Monday, August 24, 2015

One last time. Thank You to Dr. Robert Engle's Volatility Institute



First, Thank you to Dr. Robert Engle's Volatility Institute at Stern Business School NYU and its supporters, for allowing me this venue, and the ability to interact with my academic friends during meetings I attended there and at the NY Fed.  Wonderful experiences and people.  Keep up the great work.

S and P 500 sideways to up from here, approaching recent highs.



Saturday, June 29, 2013

Look what showed up in the Bradbury Museum in Los Alamos. I honor my late father A.J. Klapetzky

If you would, please kindly allow me this one time, to deviate from the market. This is BEAR, as it was leaving Los Alamos National Laboratory on its way to White Sands Missile Range. It is now I understand at the Bradbury Museum back home in Los Alamos.  It was shot into space, tested and recovered.  A "Star Wars" Strategic Defense Initiative project from Los Alamos National Laboratory.  At its core is a  particle beam device that I watched my father tinker with in his Lab at LAMPF, and eventually get to work- to everyone's surprise. He was deservedly proud of this accomplishment, and I of him.  Never thought I'd be able to talk about it. Strange coincidence that I found this out the same day I found out that Voyager 1 is about to leave our Solar System.  Data from Voyager was what I was looking at as an 17 year old intern in the Astrophysics division at LANL at the same time (1984).  A cosmic yin yang it seems.  73-s Dad.

Monday, December 01, 2008

I TOLD YOU SO... i told you so. 12/1/08

Volatility incredibly high. It will end in the near future. There will be a relief ralley of sorts, then we will have a sucker punch come out of left field seemingly. That will be the end of the phase transition; and we will have a new market with new leaders, and the rational optimizers will be in charge for a while.

Monday, January 07, 2008

1/7/08 System "Critical" and susceptible to six sigma event.

As I said volatility was expensive and there would be an explosive move. It happened, a head fake ralley and volatility cheapened. Well the New Year arrived, and volatility has once again increased, and the system is critical.

The market is susceptible to a six sigma crash currently, at any time from some unforseen event. The biggest risk is the unforseen risk, as always. Interesting times globally. Cash is king in my book, even if it is a weak dollar.

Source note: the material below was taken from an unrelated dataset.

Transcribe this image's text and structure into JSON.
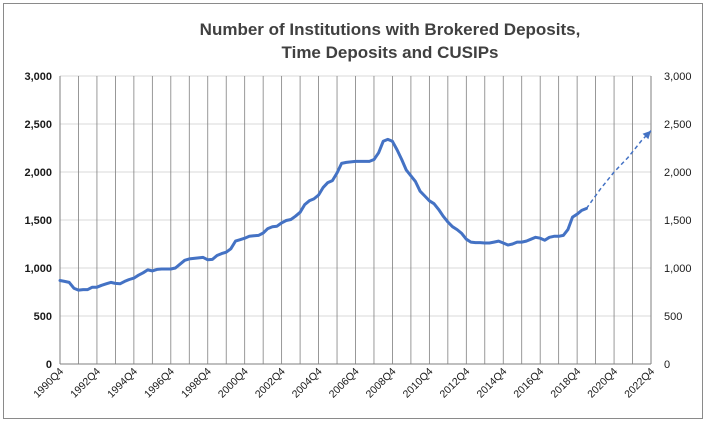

Tuesday, November 27, 2007

SECOND PHASE PEAKING. ITS A HEAD FAKE.

SECOND PHASE PEAKING AS I ORIGINALLY DESCRIBED THE CHAIN EVENTS IN PREVIOUS POSTS.

SHORT TERM REVERSAL COMING UP. ITS A HEAD FAKE. THE LEMMINGS WILL BE DRAWN IN AGAIN FOR THE SIX SIGMA EVENT AHEAD.

IT IS THE FINAL REVERSAL BEFORE THE CRASH. TIME NOT DETERMINABLE, BUT IT IS TIME TO SHIFT THE RISK TO OTHERS. VOLATILITY AT THIS POINT IS EXPENSIVE. THAT WILL CHANGE IN A RAPID VIOLENT MANNER.

Thursday, August 10, 2006

Even a unforeseen surprise , will not surprise.

Volatility to continue, within slightly elevated levels. Not a high degree of correlation with participants. "Rational Optimizers" in charge of this market. The real estate market here in Florida is another issue. LOL! It is funny to watch how people chase returns after the fact, and leverage up with an asset that has already run up. Sound familiar? Reasonably valued Cash generating assets, with good balance sheets are king. Find cash flows that you can quantifiably confirm have the fundamentals beneath them to confidently, and consistently generate expected cash returns.

I am not excited about indices, but even at this point we are not in a "phase" that would be susceptible for a large catastrophic avalanche of volatility. No six sigma or greater events on the horizon within the S&P 500.

Friday, May 12, 2006

Short Term Volatility within expected bounds

Yesterday Dow down 140+. This morning futures down big. To be expected with current news. Market will absorb it and behave within expected volatility parameters; system is not critical and will not "crash" at this point.

I repeat, remember the ABC's that I mentioned earlier. A rigorous application of traditional deep value metrics is, and will be the way to go.

Clarification: Nobody will ever be able to say with certainty that a complex dynamic system will have a six sigma or larger event in a specific time period; the best one can do is understand if the system has reached a point of "self organized criticality" and is then susceptible to a large event. The latter in of itself is of great value as you can hedge, and in parallel the system has reached a point of diminishing returns and decisions regarding asset allocation can be made more effective.